DiskANN Label Filtering¶
DiskANN (via vectorscale) supports label-based graph partitioning inside the ANN index itself. The index is built with label awareness so filtered searches never traverse irrelevant graph nodes — orders of magnitude faster than post-retrieval metadata filtering at scale (>10M vectors).
Step 1: Define Your Labels¶
Create a human-readable label registry:
await db.create_label_definitions([
{"id": 1, "name": "science", "description": "Scientific papers and research"},
{"id": 2, "name": "technology", "description": "Tech news and documentation"},
{"id": 3, "name": "finance", "description": "Financial reports and analysis"},
])
Step 2: Add Documents with Labels¶
Labels are SMALLINT integer arrays.
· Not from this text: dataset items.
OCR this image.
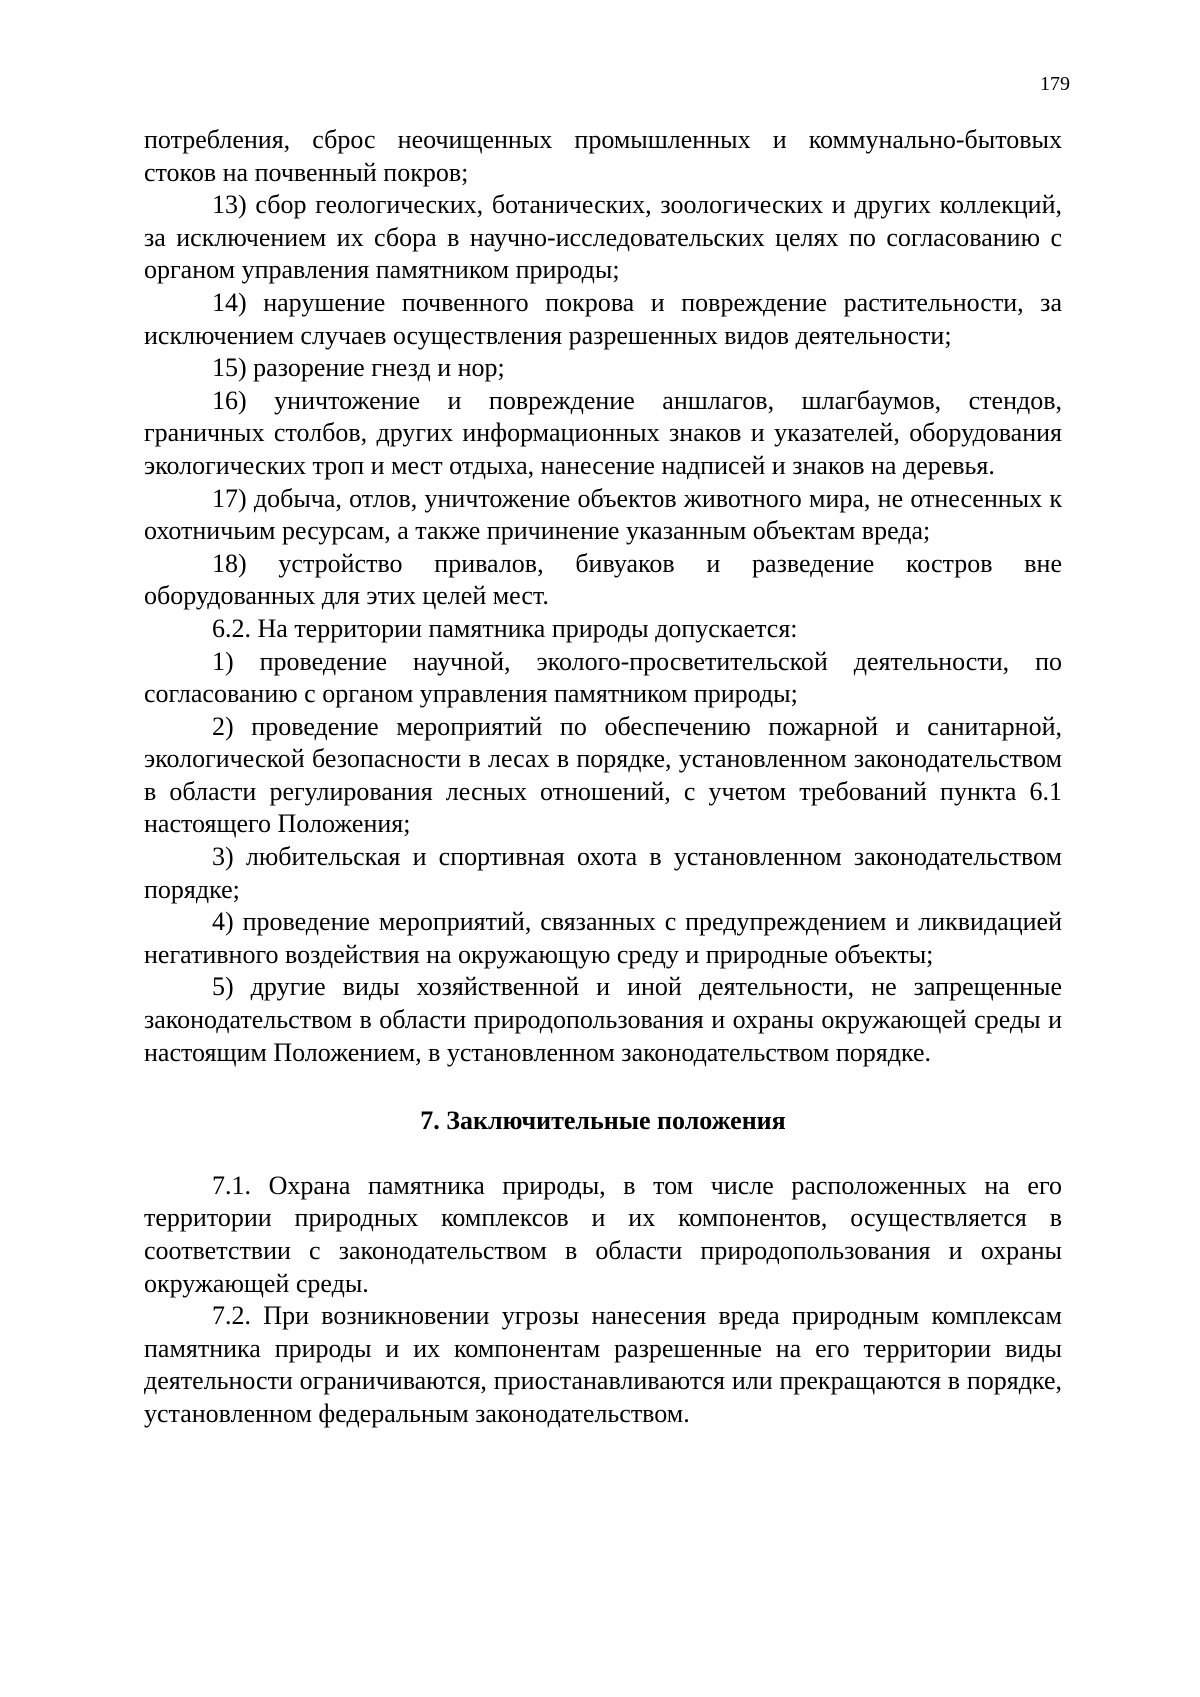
179

потребления, сброс неочищенных промышленных и коммунально-бытовых стоков на почвенный покров;

13) сбор геологических, ботанических, зоологических и других коллекций, за исключением их сбора в научно-исследовательских целях по согласованию с органом управления памятником природы;

14) нарушение почвенного покрова и повреждение растительности, за исключением случаев осуществления разрешенных видов деятельности;

15) разорение гнезд и нор;

16) уничтожение и повреждение аншлагов, шлагбаумов, стендов, граничных столбов, других информационных знаков и указателей, оборудования экологических троп и мест отдыха, нанесение надписей и знаков на деревья.

17) добыча, отлов, уничтожение объектов животного мира, не отнесенных к охотничьим ресурсам, а также причинение указанным объектам вреда;

18) устройство привалов, бивуаков и разведение костров вне оборудованных для этих целей мест.

6.2. На территории памятника природы допускается:

1) проведение научной, эколого-просветительской деятельности, по согласованию с органом управления памятником природы;

2) проведение мероприятий по обеспечению пожарной и санитарной, экологической безопасности в лесах в порядке, установленном законодательством в области регулирования лесных отношений, с учетом требований пункта 6.1 настоящего Положения;

3) любительская и спортивная охота в установленном законодательством порядке;

4) проведение мероприятий, связанных с предупреждением и ликвидацией негативного воздействия на окружающую среду и природные объекты;

5) другие виды хозяйственной и иной деятельности, не запрещенные законодательством в области природопользования и охраны окружающей среды и настоящим Положением, в установленном законодательством порядке.

7. Заключительные положения

7.1. Охрана памятника природы, в том числе расположенных на его территории природных комплексов и их компонентов, осуществляется в соответствии с законодательством в области природопользования и охраны окружающей среды.

7.2. При возникновении угрозы нанесения вреда природным комплексам памятника природы и их компонентам разрешенные на его территории виды деятельности ограничиваются, приостанавливаются или прекращаются в порядке, установленном федеральным законодательством.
Each document can belong to multiple labels:
from langchain_core.documents import Document
docs = [
Document(page_content="Black holes emit Hawking radiation",
metadata={"source": "arxiv"}),
Document(page_content="PostgreSQL 17 released with new features",
metadata={"source": "pgsql"}),
Document(page_content="Federal Reserve raises interest rates",
metadata={"source": "reuters"}),
]
labels = [
[1], # science only
[2], # technology only
[2, 3], # technology + finance
]
doc_ids = await db.add_documents(docs, labels=labels)
Label Range
Labels must be integers in the SMALLINT range (-32768 to 32767). pgVectorDB validates this on insert and raises ValidationError for out-of-range values.
Step 3: Build DiskANN Index with Label Awareness¶
from pgvectordb import IndexType
await db.create_index(index_type=IndexType.DISKANN, include_labels=True)
Step 4: Resolve Label Names to IDs at Query Time¶
# Look up integer IDs by human-readable name
label_ids = await db.get_label_ids_by_names(["science", "technology"])
# Returns: [1, 2]
Step 5: Search with Label Filter¶
query_embedding = embedding_model.embed_query("quantum computing applications")
results = await db.asimilarity_search_by_vector(
embedding=query_embedding,
k=5,
label_filter=label_ids # Only search within science + technology
)
for r in results:
print(f"Score: {r['score']:.4f} | {r['content'][:80]}")
Labels vs. Metadata Filters
Metadata filter= applies a SQL WHERE clause after ANN graph traversal — the index still walks the full graph. DiskANN labels are applied inside the graph traversal — nodes in other partitions are never visited. This makes label-filtered search dramatically faster at scale.